Uno de los problemas más visibles es la creciente resistencia de algunos Estados a cooperar con la Corte Penal Internacional. Países que han ratificado el Estatuto de Roma —la base legal de la CPI— se han retirado o han expresado su rechazo a la jurisdicción de la Corte. Un ejemplo reciente es la decisión de Hungría de abandonar la CPI, sumándose a otros Estados que desafían abiertamente la justicia internacional. A este se añade la emisión, por parte de Donald Trump como Presidente de los Estados Unidos, de una orden ejecutiva autorizando sanciones contra la CPI y su fiscal, Karim Khan. La orden establecía que cualquier persona u organización no estadounidense podría ser sancionada si participa directamente en cualquier iniciativa de la CPI para investigar, arrestar, detener o procesar a una persona protegida sin el consentimiento del país del que sea nacional esa persona.
Y lo mismo ocurre con los instrumentos nacionales que, tras incomodar a poderosos estados, han sido objeto de diversas reformas legislativas que han asfixiado su operatividad, poniendo en jaque una vez más el sistema de justicia penal internacional. De esta manera, es cada vez menor la posibilidad una justicia efectiva, lo que genera frustración entre las víctimas y desgasta la percepción de su autoridad.
Asimismo, la propia capacidad operativa de la Corte enfrenta limitaciones presupuestarias, complejidades logísticas y obstáculos en el terreno, que ralentizan o incluso paralizan investigaciones. Estas dificultades no solo afectan el trabajo concreto de la Corte, sino que también generan un riesgo mayor y más peligroso: la pérdida de confianza en las instituciones de justicia penal internacional.
Cuando las víctimas, las comunidades afectadas y la opinión pública internacional dudan de la imparcialidad, la eficacia o la voluntad real de la justicia internacional, se abre un vacío que puede ser ocupado por la impunidad, el autoritarismo y el olvido. Esto a su vez alimenta un círculo vicioso donde la falta de justicia genera más violencia, dificultando aún más la aplicación de la ley.
Además, la pérdida de confianza puede fomentar el escepticismo sobre los valores y principios que defiende la justicia penal internacional: el respeto por la dignidad humana, el fin de la impunidad y la defensa del derecho internacional humanitario y de los derechos humanos.
Es por ello por lo que cabe preguntarse si, con las atrocidades que una vez más ahogan al mundo, si con indicios más que suficientes para proclamar que se está cometiendo un genocidio que se vende por fascículos con cada telediario, llegará de nuevo el día en que los instrumentos que construyeron el sistema de Justicia Penal Internacional desafíen ataduras que ponen en tela de juicio su operatividad.
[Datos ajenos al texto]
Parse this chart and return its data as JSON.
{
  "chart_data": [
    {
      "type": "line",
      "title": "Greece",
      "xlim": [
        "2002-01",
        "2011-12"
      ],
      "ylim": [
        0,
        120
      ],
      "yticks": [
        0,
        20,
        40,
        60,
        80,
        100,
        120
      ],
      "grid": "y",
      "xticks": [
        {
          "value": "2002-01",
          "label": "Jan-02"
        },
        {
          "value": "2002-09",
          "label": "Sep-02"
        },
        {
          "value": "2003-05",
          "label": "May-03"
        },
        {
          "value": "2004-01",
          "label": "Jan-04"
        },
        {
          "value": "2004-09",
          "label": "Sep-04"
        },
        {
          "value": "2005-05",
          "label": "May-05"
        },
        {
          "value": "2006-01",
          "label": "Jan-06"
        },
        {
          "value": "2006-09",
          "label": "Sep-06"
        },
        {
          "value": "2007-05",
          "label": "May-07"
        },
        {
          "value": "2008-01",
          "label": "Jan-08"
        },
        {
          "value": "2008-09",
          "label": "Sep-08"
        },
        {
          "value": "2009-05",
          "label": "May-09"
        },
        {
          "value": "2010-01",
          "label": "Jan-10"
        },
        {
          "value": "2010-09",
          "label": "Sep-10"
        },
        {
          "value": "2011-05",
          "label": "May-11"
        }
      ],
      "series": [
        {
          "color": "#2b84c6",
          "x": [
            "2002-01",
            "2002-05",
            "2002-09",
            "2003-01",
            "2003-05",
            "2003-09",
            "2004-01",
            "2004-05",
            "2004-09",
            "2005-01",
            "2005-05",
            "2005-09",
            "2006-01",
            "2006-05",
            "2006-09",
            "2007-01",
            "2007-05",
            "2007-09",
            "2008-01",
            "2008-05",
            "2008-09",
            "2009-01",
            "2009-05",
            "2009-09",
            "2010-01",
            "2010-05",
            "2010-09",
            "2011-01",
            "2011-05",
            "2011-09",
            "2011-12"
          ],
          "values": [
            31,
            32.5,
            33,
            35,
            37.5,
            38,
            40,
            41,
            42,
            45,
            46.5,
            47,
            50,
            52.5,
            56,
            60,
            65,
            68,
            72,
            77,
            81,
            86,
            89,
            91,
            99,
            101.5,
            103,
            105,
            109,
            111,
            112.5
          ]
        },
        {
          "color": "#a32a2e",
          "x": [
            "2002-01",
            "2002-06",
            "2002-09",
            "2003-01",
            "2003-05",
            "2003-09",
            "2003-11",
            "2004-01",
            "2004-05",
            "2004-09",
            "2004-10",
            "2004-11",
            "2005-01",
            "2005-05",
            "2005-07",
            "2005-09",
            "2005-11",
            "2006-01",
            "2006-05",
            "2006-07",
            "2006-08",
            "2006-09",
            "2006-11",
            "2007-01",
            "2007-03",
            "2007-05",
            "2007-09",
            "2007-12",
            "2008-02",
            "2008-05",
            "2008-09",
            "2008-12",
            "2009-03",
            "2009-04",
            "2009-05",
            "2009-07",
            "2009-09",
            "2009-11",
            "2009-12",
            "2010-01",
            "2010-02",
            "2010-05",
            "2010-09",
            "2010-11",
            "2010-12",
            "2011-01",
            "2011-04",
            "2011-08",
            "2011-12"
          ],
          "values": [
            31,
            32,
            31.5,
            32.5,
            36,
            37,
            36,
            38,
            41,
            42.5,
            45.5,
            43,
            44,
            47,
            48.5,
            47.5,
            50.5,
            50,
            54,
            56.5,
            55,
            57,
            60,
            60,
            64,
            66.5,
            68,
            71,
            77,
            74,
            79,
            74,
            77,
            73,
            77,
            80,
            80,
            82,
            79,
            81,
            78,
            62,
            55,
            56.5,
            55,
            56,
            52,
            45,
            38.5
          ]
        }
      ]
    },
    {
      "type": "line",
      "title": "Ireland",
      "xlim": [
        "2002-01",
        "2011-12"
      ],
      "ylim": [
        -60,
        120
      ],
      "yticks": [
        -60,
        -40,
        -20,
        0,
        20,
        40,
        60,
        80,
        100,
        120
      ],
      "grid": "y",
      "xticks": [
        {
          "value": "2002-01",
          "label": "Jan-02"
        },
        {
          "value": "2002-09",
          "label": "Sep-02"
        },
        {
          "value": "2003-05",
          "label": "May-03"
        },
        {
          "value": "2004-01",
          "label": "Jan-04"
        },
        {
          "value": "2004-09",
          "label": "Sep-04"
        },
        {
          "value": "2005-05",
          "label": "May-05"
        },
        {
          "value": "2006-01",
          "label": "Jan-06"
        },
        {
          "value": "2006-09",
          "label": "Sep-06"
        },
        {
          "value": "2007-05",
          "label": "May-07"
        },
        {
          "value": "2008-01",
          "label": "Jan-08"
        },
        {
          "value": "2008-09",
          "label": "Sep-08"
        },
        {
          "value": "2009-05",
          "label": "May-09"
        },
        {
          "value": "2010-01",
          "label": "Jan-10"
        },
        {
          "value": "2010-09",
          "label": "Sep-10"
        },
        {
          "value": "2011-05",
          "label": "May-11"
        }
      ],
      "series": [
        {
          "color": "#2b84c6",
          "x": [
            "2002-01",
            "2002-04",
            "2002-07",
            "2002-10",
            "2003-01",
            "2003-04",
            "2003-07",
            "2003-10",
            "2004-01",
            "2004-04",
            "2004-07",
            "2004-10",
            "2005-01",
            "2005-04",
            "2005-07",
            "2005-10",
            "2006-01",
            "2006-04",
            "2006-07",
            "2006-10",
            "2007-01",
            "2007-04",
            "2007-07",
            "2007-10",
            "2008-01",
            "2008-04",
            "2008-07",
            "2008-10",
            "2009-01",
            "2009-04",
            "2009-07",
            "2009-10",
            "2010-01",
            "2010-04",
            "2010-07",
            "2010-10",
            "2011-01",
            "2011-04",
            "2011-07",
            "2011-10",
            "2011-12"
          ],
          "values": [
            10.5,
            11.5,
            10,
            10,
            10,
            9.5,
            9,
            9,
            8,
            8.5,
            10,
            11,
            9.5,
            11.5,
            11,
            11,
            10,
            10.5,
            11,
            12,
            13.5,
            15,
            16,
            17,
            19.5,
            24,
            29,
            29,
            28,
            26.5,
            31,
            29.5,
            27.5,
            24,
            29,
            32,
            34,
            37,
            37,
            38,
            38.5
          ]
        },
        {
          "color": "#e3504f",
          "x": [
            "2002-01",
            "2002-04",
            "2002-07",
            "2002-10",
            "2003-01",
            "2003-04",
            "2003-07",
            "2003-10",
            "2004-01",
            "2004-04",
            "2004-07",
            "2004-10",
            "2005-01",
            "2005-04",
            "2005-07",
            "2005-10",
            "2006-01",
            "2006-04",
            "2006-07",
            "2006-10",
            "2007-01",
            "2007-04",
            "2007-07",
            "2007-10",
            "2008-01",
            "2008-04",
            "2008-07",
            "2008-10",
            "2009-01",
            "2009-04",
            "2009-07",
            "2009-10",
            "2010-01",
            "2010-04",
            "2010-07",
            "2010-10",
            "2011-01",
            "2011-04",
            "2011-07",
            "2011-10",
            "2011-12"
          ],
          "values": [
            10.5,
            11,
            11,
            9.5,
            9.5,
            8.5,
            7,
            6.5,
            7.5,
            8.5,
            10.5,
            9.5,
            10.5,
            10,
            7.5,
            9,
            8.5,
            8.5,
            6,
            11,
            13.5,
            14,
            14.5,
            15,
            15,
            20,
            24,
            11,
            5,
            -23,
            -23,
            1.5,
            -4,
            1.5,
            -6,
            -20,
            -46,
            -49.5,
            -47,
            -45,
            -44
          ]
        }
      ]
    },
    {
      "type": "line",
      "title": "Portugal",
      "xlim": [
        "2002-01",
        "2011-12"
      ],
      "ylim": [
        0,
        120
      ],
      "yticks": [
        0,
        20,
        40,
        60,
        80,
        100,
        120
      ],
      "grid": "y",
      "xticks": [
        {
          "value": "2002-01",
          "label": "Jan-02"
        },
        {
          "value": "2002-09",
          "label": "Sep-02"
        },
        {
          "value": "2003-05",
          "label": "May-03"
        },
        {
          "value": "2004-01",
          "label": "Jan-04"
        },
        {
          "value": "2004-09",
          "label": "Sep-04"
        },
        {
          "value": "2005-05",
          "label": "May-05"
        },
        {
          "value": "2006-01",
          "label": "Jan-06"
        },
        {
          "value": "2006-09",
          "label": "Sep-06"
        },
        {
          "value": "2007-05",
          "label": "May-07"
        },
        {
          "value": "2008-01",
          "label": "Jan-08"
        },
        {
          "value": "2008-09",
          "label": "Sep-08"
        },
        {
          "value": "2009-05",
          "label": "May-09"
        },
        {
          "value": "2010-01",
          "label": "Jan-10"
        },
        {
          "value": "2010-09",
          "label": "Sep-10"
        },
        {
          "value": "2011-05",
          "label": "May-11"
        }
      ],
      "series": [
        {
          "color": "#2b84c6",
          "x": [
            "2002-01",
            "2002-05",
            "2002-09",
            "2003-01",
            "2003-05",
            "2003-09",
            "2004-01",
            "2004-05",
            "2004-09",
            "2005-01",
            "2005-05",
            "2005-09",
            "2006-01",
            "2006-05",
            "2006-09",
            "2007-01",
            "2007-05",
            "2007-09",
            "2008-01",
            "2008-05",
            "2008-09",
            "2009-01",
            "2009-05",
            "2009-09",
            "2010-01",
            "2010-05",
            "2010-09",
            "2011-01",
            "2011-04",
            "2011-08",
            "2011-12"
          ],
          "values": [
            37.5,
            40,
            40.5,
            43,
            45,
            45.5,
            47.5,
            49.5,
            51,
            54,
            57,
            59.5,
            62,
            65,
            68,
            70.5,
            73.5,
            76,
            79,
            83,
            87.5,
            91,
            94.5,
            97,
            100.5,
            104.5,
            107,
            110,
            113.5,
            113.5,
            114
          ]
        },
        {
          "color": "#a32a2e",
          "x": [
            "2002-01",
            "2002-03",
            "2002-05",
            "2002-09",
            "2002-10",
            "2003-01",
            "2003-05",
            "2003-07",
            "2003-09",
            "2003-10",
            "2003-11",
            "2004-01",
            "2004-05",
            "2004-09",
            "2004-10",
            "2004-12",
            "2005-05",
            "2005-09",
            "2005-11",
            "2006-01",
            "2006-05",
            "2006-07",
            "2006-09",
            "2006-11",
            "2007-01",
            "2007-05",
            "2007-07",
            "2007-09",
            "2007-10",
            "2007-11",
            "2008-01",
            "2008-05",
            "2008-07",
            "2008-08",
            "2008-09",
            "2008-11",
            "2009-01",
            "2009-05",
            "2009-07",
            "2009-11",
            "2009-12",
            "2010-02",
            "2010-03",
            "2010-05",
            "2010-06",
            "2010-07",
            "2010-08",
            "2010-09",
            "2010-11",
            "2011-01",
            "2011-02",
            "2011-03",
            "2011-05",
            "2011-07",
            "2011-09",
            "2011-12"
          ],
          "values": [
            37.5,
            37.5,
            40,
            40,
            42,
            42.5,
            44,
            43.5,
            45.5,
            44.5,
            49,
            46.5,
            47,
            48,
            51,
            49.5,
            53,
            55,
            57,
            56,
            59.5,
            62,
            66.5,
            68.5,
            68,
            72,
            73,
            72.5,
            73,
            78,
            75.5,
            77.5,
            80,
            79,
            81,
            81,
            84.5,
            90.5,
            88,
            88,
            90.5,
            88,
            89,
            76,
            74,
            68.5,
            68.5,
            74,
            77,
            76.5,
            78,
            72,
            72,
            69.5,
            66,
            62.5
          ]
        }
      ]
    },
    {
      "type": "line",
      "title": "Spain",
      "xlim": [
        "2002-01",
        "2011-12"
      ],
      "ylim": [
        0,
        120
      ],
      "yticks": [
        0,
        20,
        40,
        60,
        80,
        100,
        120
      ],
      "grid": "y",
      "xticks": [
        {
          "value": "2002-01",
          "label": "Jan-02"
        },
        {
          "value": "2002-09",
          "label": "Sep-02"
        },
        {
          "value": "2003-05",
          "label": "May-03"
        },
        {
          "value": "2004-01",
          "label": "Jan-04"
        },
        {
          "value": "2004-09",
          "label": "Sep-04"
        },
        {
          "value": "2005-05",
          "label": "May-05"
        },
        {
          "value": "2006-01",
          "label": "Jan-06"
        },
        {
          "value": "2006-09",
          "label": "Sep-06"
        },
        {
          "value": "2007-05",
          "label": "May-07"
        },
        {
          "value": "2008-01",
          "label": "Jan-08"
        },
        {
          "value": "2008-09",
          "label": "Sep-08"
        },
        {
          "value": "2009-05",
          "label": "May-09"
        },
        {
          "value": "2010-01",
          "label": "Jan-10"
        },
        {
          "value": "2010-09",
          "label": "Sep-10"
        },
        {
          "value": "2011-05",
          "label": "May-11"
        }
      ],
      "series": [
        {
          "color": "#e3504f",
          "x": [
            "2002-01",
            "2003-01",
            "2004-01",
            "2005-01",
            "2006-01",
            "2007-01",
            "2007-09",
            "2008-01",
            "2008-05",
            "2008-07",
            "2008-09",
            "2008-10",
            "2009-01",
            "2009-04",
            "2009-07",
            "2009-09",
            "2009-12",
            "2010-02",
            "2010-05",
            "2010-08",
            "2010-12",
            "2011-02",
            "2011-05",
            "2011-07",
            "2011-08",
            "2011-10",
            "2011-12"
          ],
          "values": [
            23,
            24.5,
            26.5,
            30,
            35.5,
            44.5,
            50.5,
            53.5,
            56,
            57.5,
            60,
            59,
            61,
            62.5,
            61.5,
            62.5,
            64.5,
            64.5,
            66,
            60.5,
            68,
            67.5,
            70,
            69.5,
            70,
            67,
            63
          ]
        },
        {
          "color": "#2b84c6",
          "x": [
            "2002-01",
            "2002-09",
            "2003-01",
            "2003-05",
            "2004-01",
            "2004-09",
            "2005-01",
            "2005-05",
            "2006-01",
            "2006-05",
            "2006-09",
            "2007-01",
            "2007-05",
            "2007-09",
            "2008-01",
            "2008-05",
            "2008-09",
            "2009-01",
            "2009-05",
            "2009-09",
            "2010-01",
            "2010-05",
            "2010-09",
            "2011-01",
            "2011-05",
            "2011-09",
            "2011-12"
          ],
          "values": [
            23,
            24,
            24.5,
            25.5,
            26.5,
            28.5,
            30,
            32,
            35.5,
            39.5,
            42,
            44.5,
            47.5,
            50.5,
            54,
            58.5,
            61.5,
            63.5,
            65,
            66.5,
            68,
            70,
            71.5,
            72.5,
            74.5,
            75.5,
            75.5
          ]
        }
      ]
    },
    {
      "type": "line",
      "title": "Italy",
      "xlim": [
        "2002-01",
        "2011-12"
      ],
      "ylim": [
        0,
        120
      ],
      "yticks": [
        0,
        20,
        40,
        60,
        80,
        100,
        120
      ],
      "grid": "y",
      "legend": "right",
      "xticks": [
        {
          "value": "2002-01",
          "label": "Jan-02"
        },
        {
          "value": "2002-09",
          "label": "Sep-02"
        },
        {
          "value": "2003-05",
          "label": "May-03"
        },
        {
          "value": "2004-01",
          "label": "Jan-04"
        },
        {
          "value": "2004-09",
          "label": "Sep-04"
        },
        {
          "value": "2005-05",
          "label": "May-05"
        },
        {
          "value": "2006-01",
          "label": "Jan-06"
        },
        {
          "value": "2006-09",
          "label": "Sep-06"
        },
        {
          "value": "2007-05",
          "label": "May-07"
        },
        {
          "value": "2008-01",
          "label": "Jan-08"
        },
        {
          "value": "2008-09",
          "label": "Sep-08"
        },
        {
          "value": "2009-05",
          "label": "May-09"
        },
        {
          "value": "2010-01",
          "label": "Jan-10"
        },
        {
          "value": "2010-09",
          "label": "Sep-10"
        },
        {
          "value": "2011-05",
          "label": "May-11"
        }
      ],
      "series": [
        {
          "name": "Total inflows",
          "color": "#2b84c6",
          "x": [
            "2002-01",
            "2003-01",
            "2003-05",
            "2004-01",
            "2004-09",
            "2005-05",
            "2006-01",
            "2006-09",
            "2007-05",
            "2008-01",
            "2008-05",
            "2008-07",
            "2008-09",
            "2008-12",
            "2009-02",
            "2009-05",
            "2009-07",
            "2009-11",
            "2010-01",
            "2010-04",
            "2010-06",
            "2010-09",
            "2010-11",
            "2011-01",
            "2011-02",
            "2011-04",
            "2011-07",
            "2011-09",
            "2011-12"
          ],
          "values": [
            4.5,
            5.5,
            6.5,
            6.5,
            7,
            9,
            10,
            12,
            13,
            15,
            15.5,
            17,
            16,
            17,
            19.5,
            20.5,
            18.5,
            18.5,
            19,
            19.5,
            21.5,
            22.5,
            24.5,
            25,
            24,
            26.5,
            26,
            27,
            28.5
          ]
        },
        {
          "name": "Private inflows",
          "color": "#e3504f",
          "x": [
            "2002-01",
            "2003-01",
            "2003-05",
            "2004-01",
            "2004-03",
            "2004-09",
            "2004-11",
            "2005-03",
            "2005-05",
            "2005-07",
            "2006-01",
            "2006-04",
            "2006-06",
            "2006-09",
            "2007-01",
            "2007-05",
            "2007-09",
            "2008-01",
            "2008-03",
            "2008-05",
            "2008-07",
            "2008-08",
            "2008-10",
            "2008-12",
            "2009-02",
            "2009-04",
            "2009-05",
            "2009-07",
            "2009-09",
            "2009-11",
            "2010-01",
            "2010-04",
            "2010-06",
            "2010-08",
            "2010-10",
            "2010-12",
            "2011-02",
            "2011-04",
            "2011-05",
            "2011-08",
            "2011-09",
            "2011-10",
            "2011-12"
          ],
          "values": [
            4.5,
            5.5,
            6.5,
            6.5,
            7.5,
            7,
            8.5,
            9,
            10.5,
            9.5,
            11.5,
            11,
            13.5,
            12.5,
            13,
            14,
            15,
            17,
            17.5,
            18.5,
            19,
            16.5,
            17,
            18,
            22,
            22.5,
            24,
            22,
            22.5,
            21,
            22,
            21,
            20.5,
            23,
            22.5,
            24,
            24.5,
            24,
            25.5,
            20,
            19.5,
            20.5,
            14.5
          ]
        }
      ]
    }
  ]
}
Tal día como hoy, 17 de julio, en 1998 se acogió con esperanza la adopción del Estatuto de la Corte. Se ideo un Tribunal Internacional con vocación de universalidad, asentado en los principios de reparación, verdad y justicia; que juzgaría los crímenes más graves contra la humanidad sin distinción ni doble moral y en el que los Estados parte velarían por sus obligaciones de investigar y cooperar en la persecución de los mismos.
Hoy, en conmemoración a aquel día, conscientes de los retos y las dificultades presentes; recordando los deberes de todo estado; y convencidos de la urgencia, una vez más, de la lucha contra la impunidad, hacemos un llamamiento para seguir trabajando por la Justicia Internacional Penal, para que de nuevo, algún día, vuelva a resonar en nuestras conciencias el eco de aquellas loables palabras esgrimidas por la Argentina en relación con la comisión de los crímenes más graves contra la humanidad, para que no se repitan nunca, “nunca más”.
Lorena Ruiz, colaboradora de FIBGAR.